Attending to the hierarchical needs of our students will help us provide a safe learning environment. A place where their basic needs are met, they have a sense of safety, and they feel they belong is necessary. Attention to their esteem needs will create a classroom where students do not fear losing status or triggering their need to protect their own self esteem. These levels are deficiency needs; when they are not satisfied, students experience negative emotions that can drive their actions and impact behavior. Rather than addressing the behavior as if the student is trying to elevate their esteem, seek ways to satisfy their need to be valued and respected. You will have more luck making a long-lasting change and a positive impact on the young humans in your classroom.

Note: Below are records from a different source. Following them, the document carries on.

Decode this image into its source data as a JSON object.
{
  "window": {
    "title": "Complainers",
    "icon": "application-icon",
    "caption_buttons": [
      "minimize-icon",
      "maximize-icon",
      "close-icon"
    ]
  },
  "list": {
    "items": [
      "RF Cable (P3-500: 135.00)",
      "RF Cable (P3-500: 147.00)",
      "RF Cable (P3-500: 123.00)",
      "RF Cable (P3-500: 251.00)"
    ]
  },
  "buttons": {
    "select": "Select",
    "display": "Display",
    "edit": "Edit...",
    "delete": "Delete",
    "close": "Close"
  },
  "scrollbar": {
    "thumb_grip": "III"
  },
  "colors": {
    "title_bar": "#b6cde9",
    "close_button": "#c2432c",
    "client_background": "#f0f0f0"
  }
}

Kay, K., & Shipman, C. (2018). The confidence code: the science and art of self-assurance– what women should know. HarperBusiness, an imprint of Harper Collins Publishers.
Maslow, A. H. (1967). A Theory of Metamotivation : the Biological Rooting of the Value-Life. Journal of Humanistic Psychology, 7(2), 93–127. https://doi.org/10.1177/002216786700700201
Maslow, A. H. (1987). Motivation and personality (3rd ed.). Harper & Row Publishers.